In the past, large infrastructure projects have been financed through long-term loans by the EIB. After Brexit, PFI will be a credible alternative, since without EIB funding, the appetite of the UK government to finance large-scale infrastructure projects with public funds is expected to fall. This means that the private sector would have to step in through new risky PFI contracts. Ultimately, the UK government would have to pay high risk premiums to private investors, which would potentially cost British taxpayers billions.
Threats to the British construction industry
The British construction industry is an important contributor to the UK economy. Construction represents 6.7 per cent of the total UK economy and employs 2.9 million people. The construction industry is a labour-intensive industry, relying heavily on skilled workers from the EU. Between 1998 and 2016 the percentage of foreign-born workers has increased from 4.1 per cent to 12 per cent.

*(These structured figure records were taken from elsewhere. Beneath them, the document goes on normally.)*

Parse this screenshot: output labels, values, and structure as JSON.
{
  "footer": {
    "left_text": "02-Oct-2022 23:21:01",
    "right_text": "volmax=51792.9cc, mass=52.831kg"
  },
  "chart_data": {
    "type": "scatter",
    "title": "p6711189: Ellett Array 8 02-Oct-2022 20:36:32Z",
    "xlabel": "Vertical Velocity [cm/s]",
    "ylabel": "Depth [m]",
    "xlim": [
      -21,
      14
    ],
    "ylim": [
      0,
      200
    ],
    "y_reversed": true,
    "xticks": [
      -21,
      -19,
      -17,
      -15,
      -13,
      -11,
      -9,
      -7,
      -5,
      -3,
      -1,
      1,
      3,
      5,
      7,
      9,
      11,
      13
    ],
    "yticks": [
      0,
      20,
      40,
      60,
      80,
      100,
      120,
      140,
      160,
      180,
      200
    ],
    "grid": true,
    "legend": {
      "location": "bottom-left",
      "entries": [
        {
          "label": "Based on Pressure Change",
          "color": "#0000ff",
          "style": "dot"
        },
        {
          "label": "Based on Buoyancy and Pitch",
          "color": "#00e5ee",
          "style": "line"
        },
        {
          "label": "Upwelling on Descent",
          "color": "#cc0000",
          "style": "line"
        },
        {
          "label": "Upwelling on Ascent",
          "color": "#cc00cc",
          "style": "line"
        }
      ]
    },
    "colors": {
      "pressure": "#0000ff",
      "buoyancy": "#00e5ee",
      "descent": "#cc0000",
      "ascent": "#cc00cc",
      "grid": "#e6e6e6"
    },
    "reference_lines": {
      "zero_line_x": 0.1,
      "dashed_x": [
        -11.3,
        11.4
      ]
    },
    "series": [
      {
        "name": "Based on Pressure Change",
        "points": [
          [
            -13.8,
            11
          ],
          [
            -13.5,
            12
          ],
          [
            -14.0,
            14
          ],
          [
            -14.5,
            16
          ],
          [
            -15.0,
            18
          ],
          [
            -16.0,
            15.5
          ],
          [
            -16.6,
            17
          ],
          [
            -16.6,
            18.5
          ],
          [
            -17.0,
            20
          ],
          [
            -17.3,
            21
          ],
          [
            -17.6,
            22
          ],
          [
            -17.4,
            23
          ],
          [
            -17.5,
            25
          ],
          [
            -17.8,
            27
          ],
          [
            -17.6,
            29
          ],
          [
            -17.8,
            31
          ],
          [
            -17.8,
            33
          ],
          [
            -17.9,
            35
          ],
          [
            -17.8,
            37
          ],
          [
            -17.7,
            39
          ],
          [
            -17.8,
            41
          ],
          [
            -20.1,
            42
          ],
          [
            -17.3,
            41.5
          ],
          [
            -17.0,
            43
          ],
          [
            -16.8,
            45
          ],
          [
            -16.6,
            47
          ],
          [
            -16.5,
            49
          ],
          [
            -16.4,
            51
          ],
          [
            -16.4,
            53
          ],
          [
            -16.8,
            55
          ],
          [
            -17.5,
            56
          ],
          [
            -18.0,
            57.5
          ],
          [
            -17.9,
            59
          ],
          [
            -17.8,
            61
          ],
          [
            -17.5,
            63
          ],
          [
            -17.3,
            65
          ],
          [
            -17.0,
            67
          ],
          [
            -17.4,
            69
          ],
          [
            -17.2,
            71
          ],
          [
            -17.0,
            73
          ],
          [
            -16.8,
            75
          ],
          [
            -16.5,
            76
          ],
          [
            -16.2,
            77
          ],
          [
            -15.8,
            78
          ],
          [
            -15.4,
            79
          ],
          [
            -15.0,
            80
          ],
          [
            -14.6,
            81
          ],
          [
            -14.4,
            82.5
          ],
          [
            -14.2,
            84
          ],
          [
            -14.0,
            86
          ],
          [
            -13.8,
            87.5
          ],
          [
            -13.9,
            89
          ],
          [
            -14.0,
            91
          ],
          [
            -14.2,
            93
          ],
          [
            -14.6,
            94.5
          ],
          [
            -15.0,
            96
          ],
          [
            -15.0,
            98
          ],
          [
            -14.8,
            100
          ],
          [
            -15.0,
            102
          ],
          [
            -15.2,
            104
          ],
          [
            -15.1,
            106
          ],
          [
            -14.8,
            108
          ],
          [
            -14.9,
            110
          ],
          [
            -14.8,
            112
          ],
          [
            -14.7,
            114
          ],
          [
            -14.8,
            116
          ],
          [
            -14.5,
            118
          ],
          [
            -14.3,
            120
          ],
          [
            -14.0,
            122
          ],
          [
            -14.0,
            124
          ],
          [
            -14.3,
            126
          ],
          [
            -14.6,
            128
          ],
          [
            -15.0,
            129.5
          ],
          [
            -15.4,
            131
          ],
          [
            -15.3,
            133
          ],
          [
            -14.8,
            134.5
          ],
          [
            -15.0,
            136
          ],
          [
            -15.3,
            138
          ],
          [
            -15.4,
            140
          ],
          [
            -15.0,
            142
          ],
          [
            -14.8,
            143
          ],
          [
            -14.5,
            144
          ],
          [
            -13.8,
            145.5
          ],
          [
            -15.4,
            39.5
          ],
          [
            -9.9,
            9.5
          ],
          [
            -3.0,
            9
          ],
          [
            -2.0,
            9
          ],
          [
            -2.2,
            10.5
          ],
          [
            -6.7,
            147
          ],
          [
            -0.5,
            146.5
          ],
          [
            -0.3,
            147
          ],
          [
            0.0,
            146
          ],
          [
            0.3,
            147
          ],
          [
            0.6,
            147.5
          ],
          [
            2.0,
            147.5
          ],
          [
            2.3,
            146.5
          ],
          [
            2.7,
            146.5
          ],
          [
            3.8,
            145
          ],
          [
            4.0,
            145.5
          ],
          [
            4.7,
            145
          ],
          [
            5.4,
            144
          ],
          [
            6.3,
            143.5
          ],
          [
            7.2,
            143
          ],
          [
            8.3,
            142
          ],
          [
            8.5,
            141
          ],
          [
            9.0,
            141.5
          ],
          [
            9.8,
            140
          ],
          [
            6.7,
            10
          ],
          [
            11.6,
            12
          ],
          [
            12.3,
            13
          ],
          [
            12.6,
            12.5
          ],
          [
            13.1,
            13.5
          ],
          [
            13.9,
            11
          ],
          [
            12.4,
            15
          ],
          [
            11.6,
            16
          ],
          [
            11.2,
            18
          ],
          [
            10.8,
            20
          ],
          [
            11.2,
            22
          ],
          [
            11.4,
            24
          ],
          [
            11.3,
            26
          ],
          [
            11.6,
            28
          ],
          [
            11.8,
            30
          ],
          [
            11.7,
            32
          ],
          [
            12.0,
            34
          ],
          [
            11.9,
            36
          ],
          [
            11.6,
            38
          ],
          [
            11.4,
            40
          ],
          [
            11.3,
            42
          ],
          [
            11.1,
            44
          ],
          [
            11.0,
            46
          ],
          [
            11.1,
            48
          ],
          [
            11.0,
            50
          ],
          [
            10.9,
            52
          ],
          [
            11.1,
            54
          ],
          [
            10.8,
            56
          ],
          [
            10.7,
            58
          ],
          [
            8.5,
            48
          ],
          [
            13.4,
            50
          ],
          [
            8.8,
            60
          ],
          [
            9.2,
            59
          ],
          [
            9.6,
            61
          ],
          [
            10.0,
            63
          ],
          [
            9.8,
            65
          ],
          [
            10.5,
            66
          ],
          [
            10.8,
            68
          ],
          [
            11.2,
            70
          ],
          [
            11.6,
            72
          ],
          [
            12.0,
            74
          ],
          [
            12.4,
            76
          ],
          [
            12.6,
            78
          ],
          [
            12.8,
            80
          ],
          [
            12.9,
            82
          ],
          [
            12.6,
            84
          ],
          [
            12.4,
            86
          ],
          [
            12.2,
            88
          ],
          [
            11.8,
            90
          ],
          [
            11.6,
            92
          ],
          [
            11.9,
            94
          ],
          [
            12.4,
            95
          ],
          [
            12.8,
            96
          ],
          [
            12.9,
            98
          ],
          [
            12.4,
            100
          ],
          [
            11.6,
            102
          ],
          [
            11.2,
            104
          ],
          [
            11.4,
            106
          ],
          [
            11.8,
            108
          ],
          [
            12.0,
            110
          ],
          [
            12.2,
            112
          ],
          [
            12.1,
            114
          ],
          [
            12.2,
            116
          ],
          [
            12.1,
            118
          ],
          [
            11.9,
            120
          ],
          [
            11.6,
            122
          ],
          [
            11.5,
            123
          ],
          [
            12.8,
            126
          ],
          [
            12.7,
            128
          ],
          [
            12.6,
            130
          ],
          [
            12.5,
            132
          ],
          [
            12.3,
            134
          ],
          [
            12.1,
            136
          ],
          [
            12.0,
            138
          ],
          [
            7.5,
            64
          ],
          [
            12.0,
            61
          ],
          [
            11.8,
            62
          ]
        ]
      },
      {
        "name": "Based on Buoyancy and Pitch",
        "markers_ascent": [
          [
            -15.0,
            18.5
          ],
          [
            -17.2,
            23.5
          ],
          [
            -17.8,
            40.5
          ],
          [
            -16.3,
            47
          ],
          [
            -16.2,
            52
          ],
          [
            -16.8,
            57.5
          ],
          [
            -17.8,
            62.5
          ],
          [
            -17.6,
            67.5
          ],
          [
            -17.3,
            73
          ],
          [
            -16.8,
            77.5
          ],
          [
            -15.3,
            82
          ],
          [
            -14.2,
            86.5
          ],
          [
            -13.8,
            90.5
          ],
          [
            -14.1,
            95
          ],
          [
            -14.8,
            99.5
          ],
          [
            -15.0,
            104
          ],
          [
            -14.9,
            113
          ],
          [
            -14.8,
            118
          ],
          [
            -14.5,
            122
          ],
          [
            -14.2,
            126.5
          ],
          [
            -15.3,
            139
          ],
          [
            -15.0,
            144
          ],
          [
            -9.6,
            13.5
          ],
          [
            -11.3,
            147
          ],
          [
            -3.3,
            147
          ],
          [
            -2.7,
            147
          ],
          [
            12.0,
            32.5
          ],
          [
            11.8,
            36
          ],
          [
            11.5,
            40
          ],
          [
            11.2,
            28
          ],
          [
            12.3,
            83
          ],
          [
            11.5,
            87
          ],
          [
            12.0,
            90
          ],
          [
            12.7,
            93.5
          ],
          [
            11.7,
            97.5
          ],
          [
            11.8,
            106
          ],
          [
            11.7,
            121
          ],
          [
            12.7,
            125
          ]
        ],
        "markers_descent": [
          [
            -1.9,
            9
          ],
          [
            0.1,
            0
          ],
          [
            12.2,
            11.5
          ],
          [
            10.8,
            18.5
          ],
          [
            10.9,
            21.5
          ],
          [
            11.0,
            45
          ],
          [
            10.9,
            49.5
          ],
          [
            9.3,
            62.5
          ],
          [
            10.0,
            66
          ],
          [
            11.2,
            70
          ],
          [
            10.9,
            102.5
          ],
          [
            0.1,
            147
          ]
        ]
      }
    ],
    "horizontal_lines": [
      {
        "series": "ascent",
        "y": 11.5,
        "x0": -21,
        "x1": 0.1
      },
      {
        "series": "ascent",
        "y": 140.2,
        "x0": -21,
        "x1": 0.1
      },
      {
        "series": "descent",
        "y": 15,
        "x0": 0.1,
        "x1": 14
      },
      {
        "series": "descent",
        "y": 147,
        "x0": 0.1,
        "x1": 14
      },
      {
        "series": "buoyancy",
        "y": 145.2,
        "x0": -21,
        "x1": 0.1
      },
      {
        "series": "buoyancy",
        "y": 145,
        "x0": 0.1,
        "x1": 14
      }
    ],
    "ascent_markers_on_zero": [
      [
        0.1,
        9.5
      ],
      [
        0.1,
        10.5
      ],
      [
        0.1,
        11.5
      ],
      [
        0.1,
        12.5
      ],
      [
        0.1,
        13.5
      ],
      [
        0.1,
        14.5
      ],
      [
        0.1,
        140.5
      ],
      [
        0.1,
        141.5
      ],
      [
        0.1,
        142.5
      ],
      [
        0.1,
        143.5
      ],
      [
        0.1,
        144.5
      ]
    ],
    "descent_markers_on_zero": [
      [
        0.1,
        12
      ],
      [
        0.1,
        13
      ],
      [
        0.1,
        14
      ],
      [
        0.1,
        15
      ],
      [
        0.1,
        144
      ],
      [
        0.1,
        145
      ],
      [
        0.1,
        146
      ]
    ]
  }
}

The construction industry is currently suffering as a result of insufficient demand in the pre-Brexit environment of political uncertainty and market volatility. After a Brexit that limits the free movement of EU citizens, the tables might turn: demand could pick up, but supply would fall due to a shortage of skilled workers.
Brexit could create a significant shortfall of workers, which means that there will be insufficient construction supply for the demand of public and private sector construction services. This mismatch between supply and demand complemented by costlier EU-imported materials would result in rising construction prices that would make affording public infrastructure more expensive for the British public sector.
The establishment of a British infrastructure bank
To meet high infrastructure investment demands without the existing EIB funding, the UK government has started to discuss some options. One of the long-term options is the establishment of a UK infrastructure bank. In a report published in January 2019, the House of Lords urges the government to consider a UK infrastructure bank to replace the lost EIB funding. The role of such a bank would be to act as a cornerstone investor, promote confidence for private investors and enable projects of public significance that would otherwise not take off. Hence, this new public investment bank would substitute the role of the EIB in the UK.
In theory, this idea presents itself as a worthwhile undertaking to fill the conceivable EIB investment vacuum in the UK after Brexit. Many EU countries including Germany (KfW) or Italy (Cassa Depositi e Prestiti) have a long tradition of using national promotional banks to support their economic development, including investments in infrastructure projects, SMEs or environmental sustainability. However, setting up an operational investment bank takes between 5 to 10 years. Gaining a track record and establishing a good reputation takes even longer. Another difficult question for the UK government will be how to finance this new institution with an estimated setup cost of £15 to £20 billion.